因此,根据上述数据,我需要应用正则表达式,创建一个新列,然后像第二列一样获取数据,即standardNames。我尝试了以下代码:

spark.sql("select *,case when corruptNames rlike '[^a-zA-Z ()]+(?![^(]*))' or corruptNames rlike 'standardNames' then standardNames else 0 end as standard from temp1").show()  

它抛出以下错误:

pyspark.sql.utils.AnalysisException: "cannot resolve '`standardNames`' given input columns: [temp1.corruptNames,temp1. standardNames];
fajkasjifise 回答:应用逻辑后,正则表达式模式无法在pyspark中运行

尝试不带select sql的示例。
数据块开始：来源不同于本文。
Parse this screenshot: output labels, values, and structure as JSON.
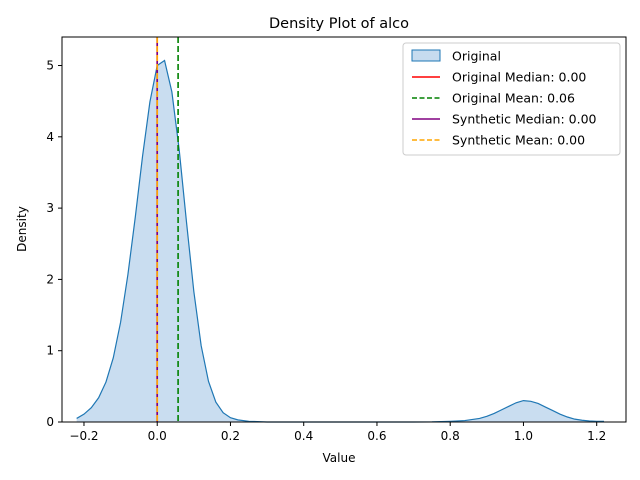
{
  "chart_data": {
    "type": "area",
    "title": "Density Plot of alco",
    "xlabel": "Value",
    "ylabel": "Density",
    "xlim": [
      -0.26,
      1.28
    ],
    "ylim": [
      0,
      5.4
    ],
    "x_ticks": [
      -0.2,
      0.0,
      0.2,
      0.4,
      0.6,
      0.8,
      1.0,
      1.2
    ],
    "x_tick_labels": [
      "−0.2",
      "0.0",
      "0.2",
      "0.4",
      "0.6",
      "0.8",
      "1.0",
      "1.2"
    ],
    "y_ticks": [
      0,
      1,
      2,
      3,
      4,
      5
    ],
    "y_tick_labels": [
      "0",
      "1",
      "2",
      "3",
      "4",
      "5"
    ],
    "grid": false,
    "legend_position": "top-right",
    "density": {
      "name": "Original",
      "x": [
        -0.22,
        -0.2,
        -0.18,
        -0.16,
        -0.14,
        -0.12,
        -0.1,
        -0.08,
        -0.06,
        -0.04,
        -0.02,
        0.0,
        0.02,
        0.04,
        0.06,
        0.08,
        0.1,
        0.12,
        0.14,
        0.16,
        0.18,
        0.2,
        0.22,
        0.25,
        0.3,
        0.4,
        0.5,
        0.6,
        0.7,
        0.75,
        0.8,
        0.84,
        0.88,
        0.9,
        0.92,
        0.94,
        0.96,
        0.98,
        1.0,
        1.02,
        1.04,
        1.06,
        1.08,
        1.1,
        1.12,
        1.14,
        1.16,
        1.18,
        1.2,
        1.22
      ],
      "y": [
        0.05,
        0.11,
        0.2,
        0.34,
        0.56,
        0.9,
        1.4,
        2.07,
        2.87,
        3.73,
        4.49,
        5.0,
        5.07,
        4.63,
        3.82,
        2.8,
        1.83,
        1.07,
        0.57,
        0.28,
        0.13,
        0.06,
        0.03,
        0.01,
        0.0,
        0.0,
        0.0,
        0.0,
        0.0,
        0.002,
        0.01,
        0.02,
        0.05,
        0.08,
        0.12,
        0.17,
        0.22,
        0.27,
        0.3,
        0.29,
        0.26,
        0.21,
        0.16,
        0.11,
        0.07,
        0.04,
        0.025,
        0.015,
        0.01,
        0.01
      ],
      "color": "#1f77b4",
      "fill_color": "#c6dbef"
    },
    "reference_lines": [
      {
        "name": "Original Median",
        "value_label": "Original Median: 0.00",
        "x": 0.0,
        "color": "#ff0000",
        "style": "solid"
      },
      {
        "name": "Original Mean",
        "value_label": "Original Mean: 0.06",
        "x": 0.057,
        "color": "#008000",
        "style": "dashed"
      },
      {
        "name": "Synthetic Median",
        "value_label": "Synthetic Median: 0.00",
        "x": 0.0,
        "color": "#800080",
        "style": "solid"
      },
      {
        "name": "Synthetic Mean",
        "value_label": "Synthetic Mean: 0.00",
        "x": 0.0,
        "color": "#ffa500",
        "style": "dashed"
      }
    ],
    "legend": [
      {
        "label": "Original",
        "kind": "patch",
        "color": "#1f77b4",
        "fill": "#c6dbef"
      },
      {
        "label": "Original Median: 0.00",
        "kind": "line",
        "color": "#ff0000",
        "style": "solid"
      },
      {
        "label": "Original Mean: 0.06",
        "kind": "line",
        "color": "#008000",
        "style": "dashed"
      },
      {
        "label": "Synthetic Median: 0.00",
        "kind": "line",
        "color": "#800080",
        "style": "solid"
      },
      {
        "label": "Synthetic Mean: 0.00",
        "kind": "line",
        "color": "#ffa500",
        "style": "dashed"
      }
    ]
  }
}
我假设如果正则表达式模式为true,则基于 corruptNames 创建一个名为 standardNames 的新列,否则“执行其他操作……”。

注意:您的模式无法编译,因为您需要使用\转义倒数第二个)。

pattern = '[^a-zA-Z ()]+(?![^(]*))' #this won't compile
pattern = r'[^a-zA-Z ()]+(?![^(]*\))' #this will

代码

import pyspark.sql.functions as F

df_text = spark.createDataFrame([('Sid is (Good boy)',),('New York Life',)],('corruptNames',))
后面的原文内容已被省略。